0.0% of residents lived in urban areas, while 100.0% lived in rural areas.

The whole population lived in households. There were 146 households, out of which 17 (11.6%) had children under the age of 18 living in them, 62 (42.5%) were married-couple households, 17 (11.6%) were cohabiting couple households, 29 (19.9%) had a female householder with no partner present, and 38 (26.0%) had a male householder with no partner present. 49 households (33.6%) were one person, and 28 (19.2%) were one person aged 65 or older. The average household size was 2.04. There were 75 families (51.4% of all households).

The age distribution was 45 people (15.1%) under the age of 18, 12 people (4.0%) aged 18 to 24, 65 people (21.8%) aged 25 to 44, 89 people (29.9%) aged 45 to 64, and 87 people (29.2%) who were 65 years of age or older. The median age was 53.8 years. For every 100 females, there were 78.4 males, and for every 100 females age 18 and over there were 74.5 males age 18 and over.

There were 245 housing units at an average density of 34.4 /mi2, of which 146 (59.6%) were occupied. Of these, 104 (71.2%) were owner-occupied, and 42 (28.8%) were occupied by renters.

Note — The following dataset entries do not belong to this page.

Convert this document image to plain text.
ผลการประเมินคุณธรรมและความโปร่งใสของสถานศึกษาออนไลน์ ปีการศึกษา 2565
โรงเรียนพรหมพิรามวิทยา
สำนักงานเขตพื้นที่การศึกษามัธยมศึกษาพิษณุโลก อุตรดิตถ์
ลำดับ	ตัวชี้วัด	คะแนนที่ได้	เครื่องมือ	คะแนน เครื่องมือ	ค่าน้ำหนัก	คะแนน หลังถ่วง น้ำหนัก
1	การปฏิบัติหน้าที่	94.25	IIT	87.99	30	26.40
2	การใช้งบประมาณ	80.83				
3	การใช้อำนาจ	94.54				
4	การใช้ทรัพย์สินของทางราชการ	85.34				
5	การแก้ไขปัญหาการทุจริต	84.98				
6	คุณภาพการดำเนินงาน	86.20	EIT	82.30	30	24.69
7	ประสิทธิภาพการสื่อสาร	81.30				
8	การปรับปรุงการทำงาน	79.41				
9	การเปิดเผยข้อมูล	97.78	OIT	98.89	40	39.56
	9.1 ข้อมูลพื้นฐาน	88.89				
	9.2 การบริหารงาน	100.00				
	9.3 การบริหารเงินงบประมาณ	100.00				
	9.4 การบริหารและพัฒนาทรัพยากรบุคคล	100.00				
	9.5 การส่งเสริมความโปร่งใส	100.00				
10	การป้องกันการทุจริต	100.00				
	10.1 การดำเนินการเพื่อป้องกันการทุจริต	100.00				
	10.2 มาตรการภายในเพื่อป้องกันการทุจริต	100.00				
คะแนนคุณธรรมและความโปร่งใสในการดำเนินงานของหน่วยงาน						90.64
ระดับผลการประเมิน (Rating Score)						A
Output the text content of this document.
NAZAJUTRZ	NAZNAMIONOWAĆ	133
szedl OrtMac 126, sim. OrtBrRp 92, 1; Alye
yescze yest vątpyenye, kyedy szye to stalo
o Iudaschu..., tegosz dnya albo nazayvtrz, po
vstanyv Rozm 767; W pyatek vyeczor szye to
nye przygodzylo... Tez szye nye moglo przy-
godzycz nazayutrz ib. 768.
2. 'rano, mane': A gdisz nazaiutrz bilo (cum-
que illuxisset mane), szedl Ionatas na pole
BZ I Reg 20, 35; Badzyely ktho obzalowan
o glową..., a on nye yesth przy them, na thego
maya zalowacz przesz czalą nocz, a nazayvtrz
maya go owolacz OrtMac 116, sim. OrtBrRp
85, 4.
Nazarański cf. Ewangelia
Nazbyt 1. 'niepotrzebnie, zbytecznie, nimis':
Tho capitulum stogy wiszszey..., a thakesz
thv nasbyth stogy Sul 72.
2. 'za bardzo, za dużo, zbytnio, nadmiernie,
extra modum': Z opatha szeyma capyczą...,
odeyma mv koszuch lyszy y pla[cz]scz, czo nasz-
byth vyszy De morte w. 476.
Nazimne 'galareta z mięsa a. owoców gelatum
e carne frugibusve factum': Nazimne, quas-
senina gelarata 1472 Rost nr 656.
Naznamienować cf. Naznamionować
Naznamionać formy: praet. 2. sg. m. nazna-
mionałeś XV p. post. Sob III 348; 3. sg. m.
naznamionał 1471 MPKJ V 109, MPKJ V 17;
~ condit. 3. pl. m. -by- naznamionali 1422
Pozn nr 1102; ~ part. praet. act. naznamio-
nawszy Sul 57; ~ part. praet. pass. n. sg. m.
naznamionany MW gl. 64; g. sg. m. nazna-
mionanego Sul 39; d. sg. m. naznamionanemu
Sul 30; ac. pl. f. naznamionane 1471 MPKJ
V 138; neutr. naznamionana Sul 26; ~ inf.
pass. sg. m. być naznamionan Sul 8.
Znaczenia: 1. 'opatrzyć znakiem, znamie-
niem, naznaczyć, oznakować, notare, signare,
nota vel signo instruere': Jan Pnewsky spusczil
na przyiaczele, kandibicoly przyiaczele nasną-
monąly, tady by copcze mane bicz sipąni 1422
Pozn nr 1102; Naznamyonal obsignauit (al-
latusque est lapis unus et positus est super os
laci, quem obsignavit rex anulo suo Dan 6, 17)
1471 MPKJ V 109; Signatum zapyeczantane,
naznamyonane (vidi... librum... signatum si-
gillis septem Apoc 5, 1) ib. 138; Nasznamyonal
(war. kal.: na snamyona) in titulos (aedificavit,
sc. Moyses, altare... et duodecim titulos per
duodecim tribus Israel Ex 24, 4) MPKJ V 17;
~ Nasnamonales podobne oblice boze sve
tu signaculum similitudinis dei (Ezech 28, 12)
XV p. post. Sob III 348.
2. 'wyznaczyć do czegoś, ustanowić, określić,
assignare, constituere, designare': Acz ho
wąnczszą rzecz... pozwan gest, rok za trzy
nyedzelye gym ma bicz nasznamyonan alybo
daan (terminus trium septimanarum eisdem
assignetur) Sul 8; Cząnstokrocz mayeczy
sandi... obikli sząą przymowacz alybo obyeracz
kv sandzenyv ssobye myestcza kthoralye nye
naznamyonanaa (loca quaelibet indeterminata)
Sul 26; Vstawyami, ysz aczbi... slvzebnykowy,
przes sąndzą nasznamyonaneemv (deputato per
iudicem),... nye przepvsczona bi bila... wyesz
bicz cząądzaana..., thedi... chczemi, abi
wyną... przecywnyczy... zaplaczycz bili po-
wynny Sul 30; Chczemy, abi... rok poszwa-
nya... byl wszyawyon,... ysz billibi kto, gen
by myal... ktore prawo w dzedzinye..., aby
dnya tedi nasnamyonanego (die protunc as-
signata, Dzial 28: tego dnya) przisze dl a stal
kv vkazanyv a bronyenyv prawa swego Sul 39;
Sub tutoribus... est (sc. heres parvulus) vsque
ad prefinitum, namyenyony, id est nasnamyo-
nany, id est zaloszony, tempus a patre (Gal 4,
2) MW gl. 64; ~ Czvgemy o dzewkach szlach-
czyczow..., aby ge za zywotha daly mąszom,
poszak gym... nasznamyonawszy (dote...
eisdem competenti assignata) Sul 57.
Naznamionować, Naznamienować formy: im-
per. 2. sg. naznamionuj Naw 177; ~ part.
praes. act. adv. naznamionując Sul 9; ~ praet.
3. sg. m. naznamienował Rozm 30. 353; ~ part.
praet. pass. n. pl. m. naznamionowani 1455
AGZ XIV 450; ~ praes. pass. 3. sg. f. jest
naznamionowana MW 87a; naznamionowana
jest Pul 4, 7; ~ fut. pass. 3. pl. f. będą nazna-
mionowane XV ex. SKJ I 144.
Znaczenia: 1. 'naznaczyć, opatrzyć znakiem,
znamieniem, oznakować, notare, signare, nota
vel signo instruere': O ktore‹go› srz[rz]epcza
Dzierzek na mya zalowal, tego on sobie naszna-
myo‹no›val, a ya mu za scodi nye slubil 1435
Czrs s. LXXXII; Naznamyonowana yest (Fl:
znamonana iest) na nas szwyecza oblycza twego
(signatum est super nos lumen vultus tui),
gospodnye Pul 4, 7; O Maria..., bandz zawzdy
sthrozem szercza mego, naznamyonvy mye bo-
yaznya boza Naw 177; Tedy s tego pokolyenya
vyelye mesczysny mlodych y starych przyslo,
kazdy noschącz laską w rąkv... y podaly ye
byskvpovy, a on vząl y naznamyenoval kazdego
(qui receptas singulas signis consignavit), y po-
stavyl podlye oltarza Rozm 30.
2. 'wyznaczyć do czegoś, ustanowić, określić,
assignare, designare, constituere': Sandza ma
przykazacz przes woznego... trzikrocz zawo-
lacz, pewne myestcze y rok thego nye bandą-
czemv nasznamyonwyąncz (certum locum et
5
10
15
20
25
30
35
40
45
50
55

The homeowner vacancy rate was 0.0% and the rental vacancy rate was 0.0%.

The Cazadero zip code, 95421, has a population of about 1,592, and a housing density of 7 people per square mile.

==Parks and recreation==
The area is home to a number of camps, including BSA Camp Royaneh, Camp Cazadero, and the Cazadero Performing Arts Camp.

==Education==
The school districts are Montgomery Elementary School District and West Sonoma County Union High School District.

The Montgomery district has one school, Montgomery Elementary School.